Captain Kohli faces his biggest challenge yet

How Virat Kohli emerges from this series will greatly influence the way he is judged as a leader.

Published : Aug 15, 2018 21:19 IST , Nottingham

There has now been an avalanche of criticism, from Geoffrey Boycott’s accusations of complacency and arrogance to former India captains’ rage at the team’s supposed failure to train hard enough.

Virat Kohli will have expected some of it but that will not make it any easier to take. India’s loss at Lord’s was Kohli's first innings defeat as captain. Conditions are hard, his batsmen are out of sorts, and there are still three Tests left. Keeping team morale high cannot be a simple task.
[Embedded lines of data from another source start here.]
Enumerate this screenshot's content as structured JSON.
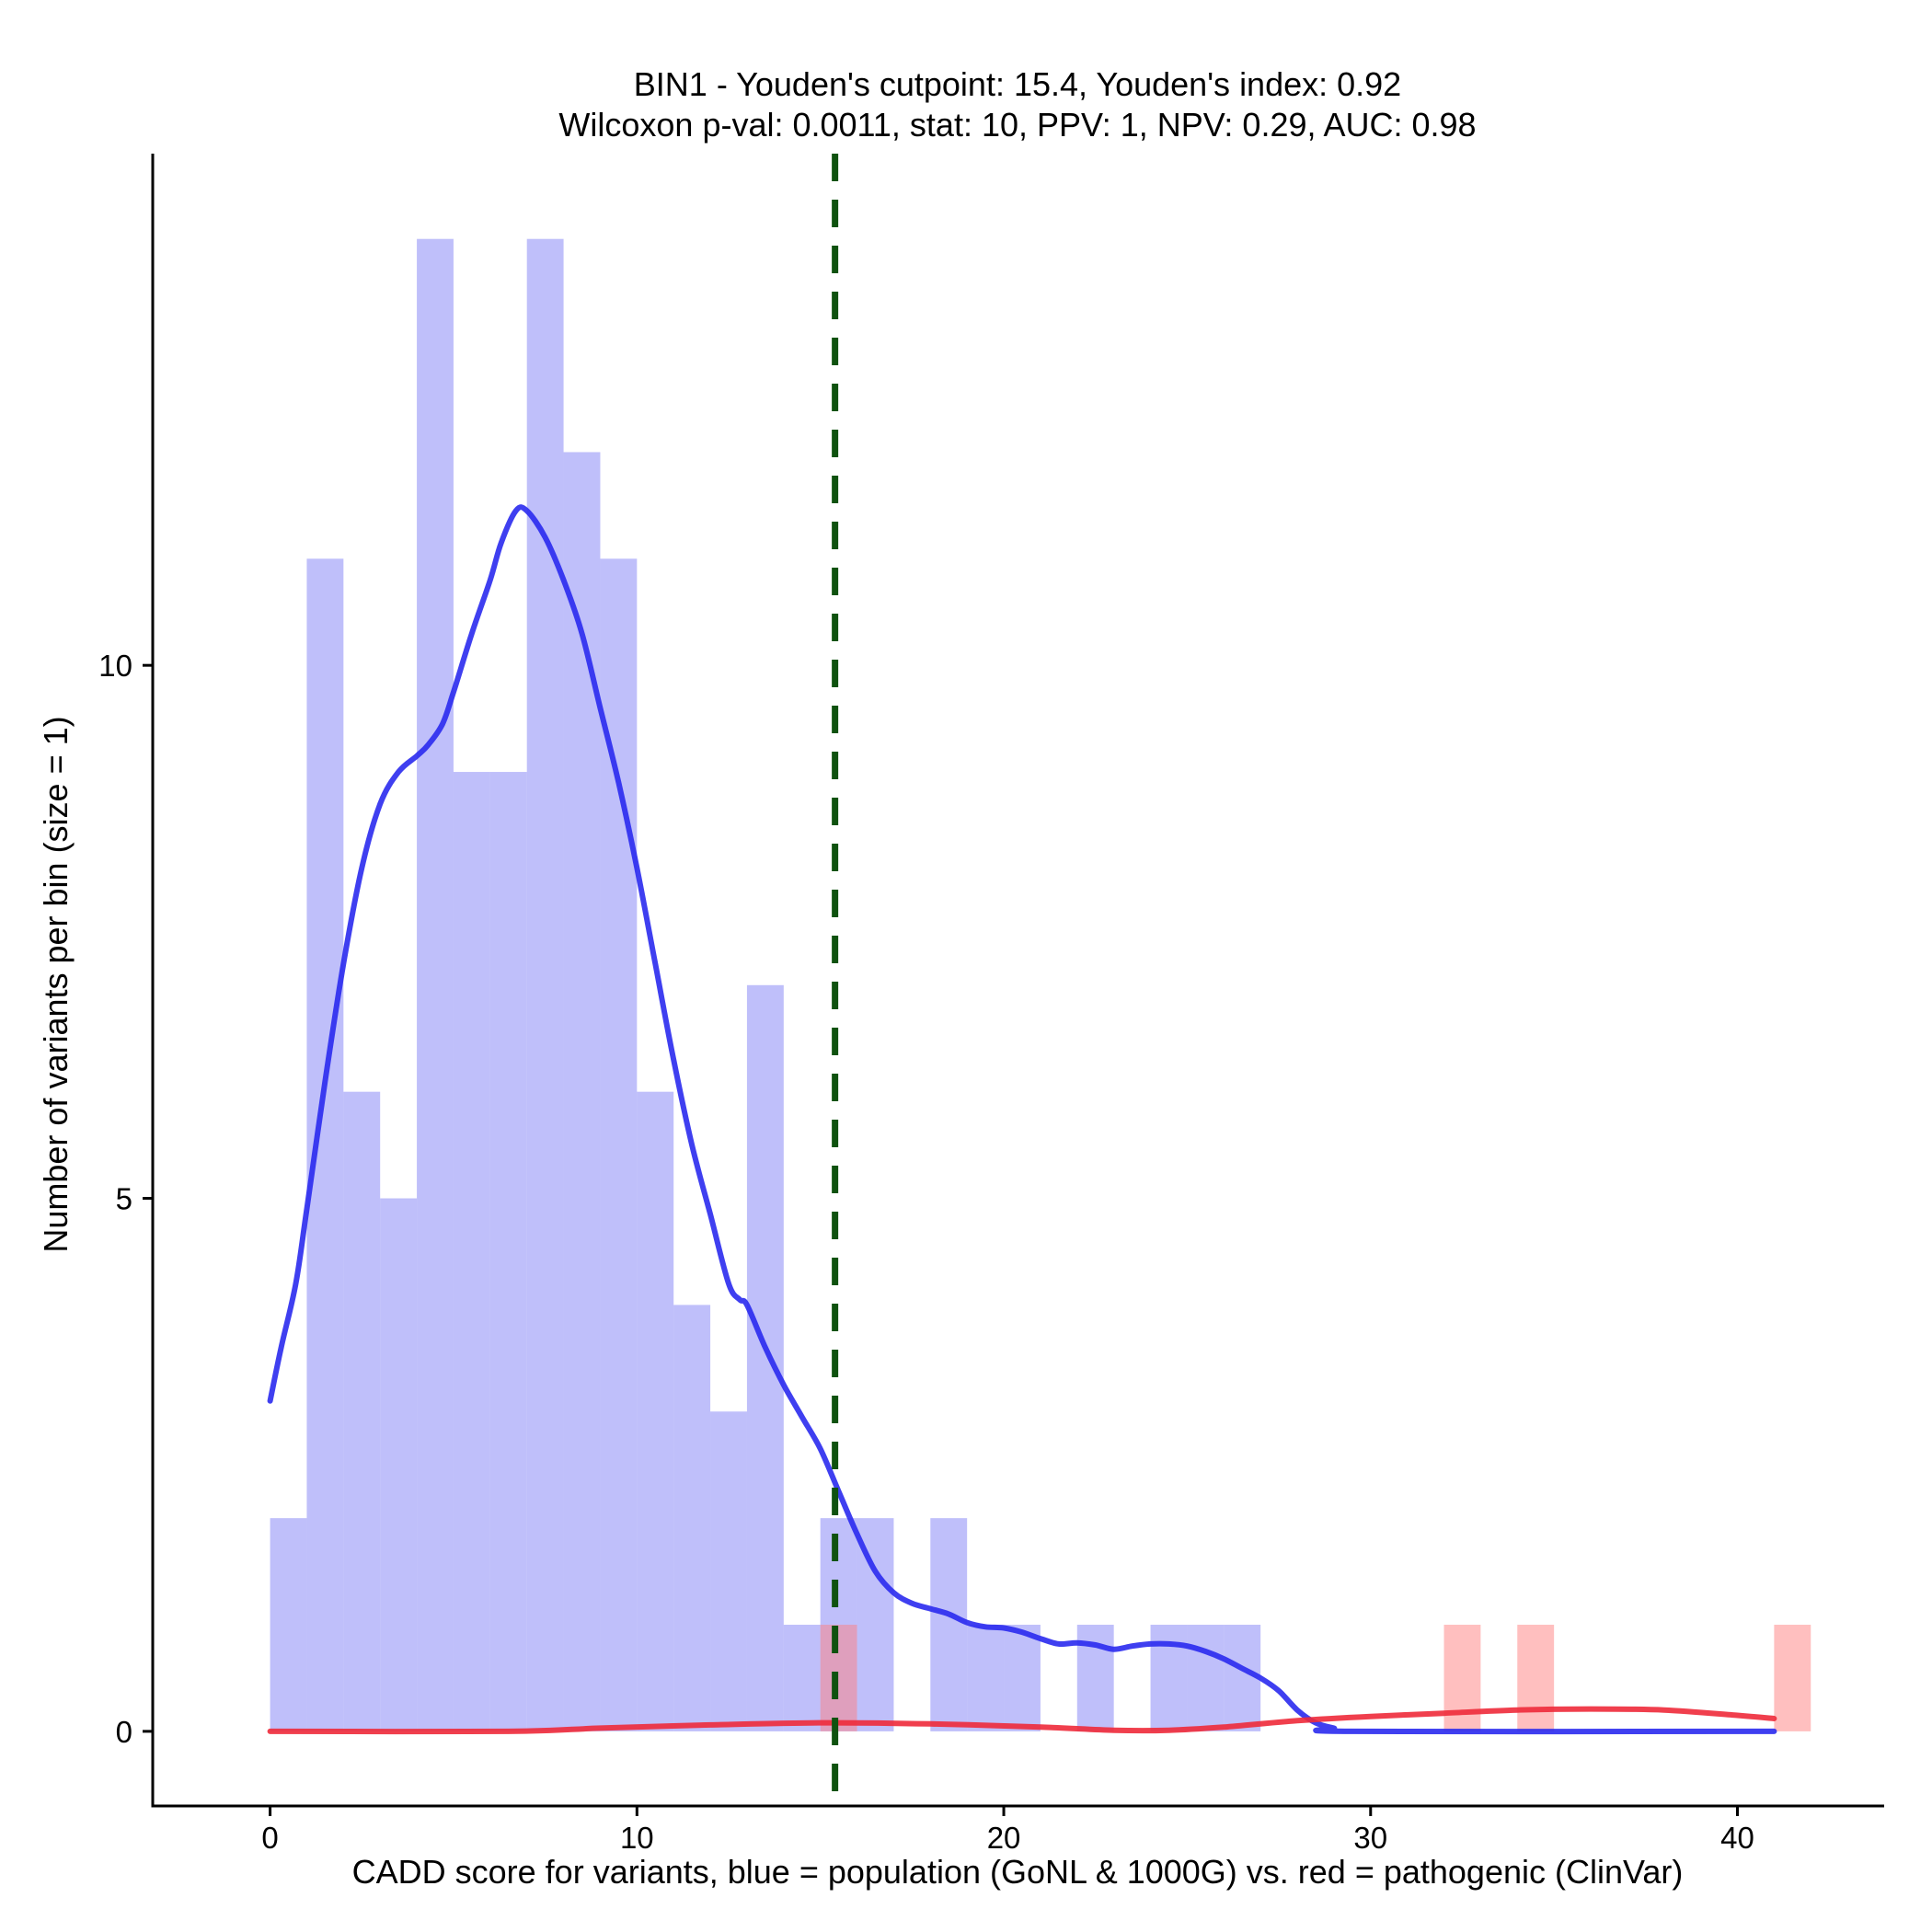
{
  "chart_data": {
    "type": "histogram",
    "title_line1": "BIN1 - Youden's cutpoint: 15.4, Youden's index: 0.92",
    "title_line2": "Wilcoxon p-val: 0.0011, stat: 10, PPV: 1, NPV: 0.29, AUC: 0.98",
    "xlabel": "CADD score for variants, blue = population (GoNL & 1000G) vs. red = pathogenic (ClinVar)",
    "ylabel": "Number of variants per bin (size = 1)",
    "xlim": [
      -3.2,
      44
    ],
    "ylim": [
      -0.7,
      14.8
    ],
    "x_ticks": [
      0,
      10,
      20,
      30,
      40
    ],
    "y_ticks": [
      0,
      5,
      10
    ],
    "bin_size": 1,
    "cutpoint": 15.4,
    "colors": {
      "population": "#8080f5",
      "pathogenic": "#ff8080",
      "population_density": "#2a2aee",
      "pathogenic_density": "#ee2a3a",
      "cutpoint": "#0f520f"
    },
    "series": [
      {
        "name": "population (GoNL & 1000G)",
        "bins": [
          {
            "start": 0,
            "count": 2
          },
          {
            "start": 1,
            "count": 11
          },
          {
            "start": 2,
            "count": 6
          },
          {
            "start": 3,
            "count": 5
          },
          {
            "start": 4,
            "count": 14
          },
          {
            "start": 5,
            "count": 9
          },
          {
            "start": 6,
            "count": 9
          },
          {
            "start": 7,
            "count": 14
          },
          {
            "start": 8,
            "count": 12
          },
          {
            "start": 9,
            "count": 11
          },
          {
            "start": 10,
            "count": 6
          },
          {
            "start": 11,
            "count": 4
          },
          {
            "start": 12,
            "count": 3
          },
          {
            "start": 13,
            "count": 7
          },
          {
            "start": 14,
            "count": 1
          },
          {
            "start": 15,
            "count": 2
          },
          {
            "start": 16,
            "count": 2
          },
          {
            "start": 18,
            "count": 2
          },
          {
            "start": 19,
            "count": 1
          },
          {
            "start": 20,
            "count": 1
          },
          {
            "start": 22,
            "count": 1
          },
          {
            "start": 24,
            "count": 1
          },
          {
            "start": 25,
            "count": 1
          },
          {
            "start": 26,
            "count": 1
          }
        ],
        "density": [
          [
            0.0,
            3.1
          ],
          [
            0.3,
            3.6
          ],
          [
            0.7,
            4.2
          ],
          [
            1.0,
            4.9
          ],
          [
            1.5,
            6.1
          ],
          [
            2.0,
            7.2
          ],
          [
            2.5,
            8.1
          ],
          [
            3.0,
            8.7
          ],
          [
            3.5,
            9.0
          ],
          [
            4.0,
            9.15
          ],
          [
            4.3,
            9.25
          ],
          [
            4.7,
            9.45
          ],
          [
            5.0,
            9.75
          ],
          [
            5.5,
            10.3
          ],
          [
            6.0,
            10.8
          ],
          [
            6.3,
            11.15
          ],
          [
            6.7,
            11.45
          ],
          [
            7.0,
            11.45
          ],
          [
            7.5,
            11.2
          ],
          [
            8.0,
            10.8
          ],
          [
            8.5,
            10.3
          ],
          [
            9.0,
            9.6
          ],
          [
            9.5,
            8.9
          ],
          [
            10.0,
            8.1
          ],
          [
            10.5,
            7.2
          ],
          [
            11.0,
            6.3
          ],
          [
            11.5,
            5.5
          ],
          [
            12.0,
            4.85
          ],
          [
            12.5,
            4.2
          ],
          [
            12.8,
            4.05
          ],
          [
            13.0,
            4.0
          ],
          [
            13.5,
            3.6
          ],
          [
            14.0,
            3.25
          ],
          [
            14.5,
            2.95
          ],
          [
            15.0,
            2.65
          ],
          [
            15.5,
            2.25
          ],
          [
            16.0,
            1.85
          ],
          [
            16.5,
            1.5
          ],
          [
            17.0,
            1.3
          ],
          [
            17.5,
            1.2
          ],
          [
            18.0,
            1.15
          ],
          [
            18.5,
            1.1
          ],
          [
            19.0,
            1.02
          ],
          [
            19.5,
            0.98
          ],
          [
            20.0,
            0.97
          ],
          [
            20.5,
            0.93
          ],
          [
            21.0,
            0.87
          ],
          [
            21.5,
            0.82
          ],
          [
            22.0,
            0.83
          ],
          [
            22.5,
            0.81
          ],
          [
            23.0,
            0.77
          ],
          [
            23.5,
            0.8
          ],
          [
            24.0,
            0.82
          ],
          [
            24.5,
            0.82
          ],
          [
            25.0,
            0.8
          ],
          [
            25.5,
            0.75
          ],
          [
            26.0,
            0.68
          ],
          [
            26.5,
            0.59
          ],
          [
            27.0,
            0.5
          ],
          [
            27.5,
            0.38
          ],
          [
            28.0,
            0.2
          ],
          [
            28.5,
            0.08
          ],
          [
            29.0,
            0.03
          ],
          [
            29.5,
            0.0
          ],
          [
            41.0,
            0.0
          ]
        ]
      },
      {
        "name": "pathogenic (ClinVar)",
        "bins": [
          {
            "start": 15,
            "count": 1
          },
          {
            "start": 32,
            "count": 1
          },
          {
            "start": 34,
            "count": 1
          },
          {
            "start": 41,
            "count": 1
          }
        ],
        "density": [
          [
            0.0,
            0.0
          ],
          [
            6.5,
            0.0
          ],
          [
            9.0,
            0.03
          ],
          [
            12.0,
            0.06
          ],
          [
            15.0,
            0.08
          ],
          [
            18.0,
            0.07
          ],
          [
            21.0,
            0.04
          ],
          [
            23.0,
            0.01
          ],
          [
            24.5,
            0.01
          ],
          [
            26.0,
            0.04
          ],
          [
            28.0,
            0.1
          ],
          [
            30.0,
            0.14
          ],
          [
            32.0,
            0.17
          ],
          [
            34.0,
            0.2
          ],
          [
            36.0,
            0.21
          ],
          [
            38.0,
            0.2
          ],
          [
            40.0,
            0.15
          ],
          [
            41.0,
            0.12
          ]
        ]
      }
    ]
  }
}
Kohli will have realised in January that this year was going to be his toughest yet as captain, with tours of South Africa, England and Australia to deal with. Before 2018, his only full Test series as captain outside the sub-continent was in the West Indies. He now finds himself embattled and under pressure; how Kohli emerges from this series will greatly influence how he is judged as a leader in the years ahead.

Puzzling selections

Kohli’s batting has not been in question: as captain, he averages 65, as opposed to the 41 he does otherwise. What has come under scrutiny, however, is his leadership. Kohli’s team selection has been at times puzzling.

In South Africa, India chose Rohit Sharma ahead of Ajinkya Rahane for the first two Tests and dropped Bhuvneshwar Kumar for the second when he had excelled in the first.

“Overseas, you go on current form, you go on conditions. You see which player can adapt to certain conditions quicker than the other,” head coach Ravi Shastri had said in Johannesburg. Kohli himself had bristled at any criticism of his choices. “What’s the best XI? You tell me and I will play that,” he told a reporter during a press conference in Centurion.

Ahead of the first Test in Birmingham, Kohli spoke of going by his ‘gut feel’ to make decisions. “It all boils down to your gut feel. If five people on the table agree that this is the right thing to do for the team, then we go ahead with that, there are no ifs and buts. There’s no looking back,” he said.

The next morning, Cheteshwar Pujara was dropped from the side, with Shikhar Dhawan preferred as opener while K.L. Rahul batted at three. “You can have gut feelings of all sorts and you can be completely right or completely wrong,” Mike Brearley said at Edgbaston. “So gut feeling is neither here nor there.”

At Lord’s, India fielded a second spinner in Kuldeep Yadav, while sacrificing a frontline pace bowler in Umesh Yadav.

There had been talk of the surface being dry in the lead-up to the game but as he walked out for the toss on the second morning, with all the rain around and the dark clouds overhead, Kohli should have reconsidered choosing the left-arm spinner.

Defies logic

It was a move that defied logic. In the event, Kuldeep finished wicketless, having gone at nearly five an over. R. Ashwin too had a tough time, in conditions that offered him no help. England’s one spinner, Adil Rashid, was not required to bowl a single over in the entire match.

At least this time, Kohli admitted he was wrong, saying at the presentation that India got the combination “a bit off”. There will invariably be changes for Trent Bridge and it will again be put to the captain — much to his annoyance — that over the 37 Tests he has led the side in, the same XI has never been fielded in successive matches.

It surely cannot help the confidence of batsmen like K.L. Rahul, Rahane and Pujara to know that their spot is perennially under threat.

Kohli is arguably the greatest batsman in the world today. Whether he will come to be regarded as a great captain too remains to be seen.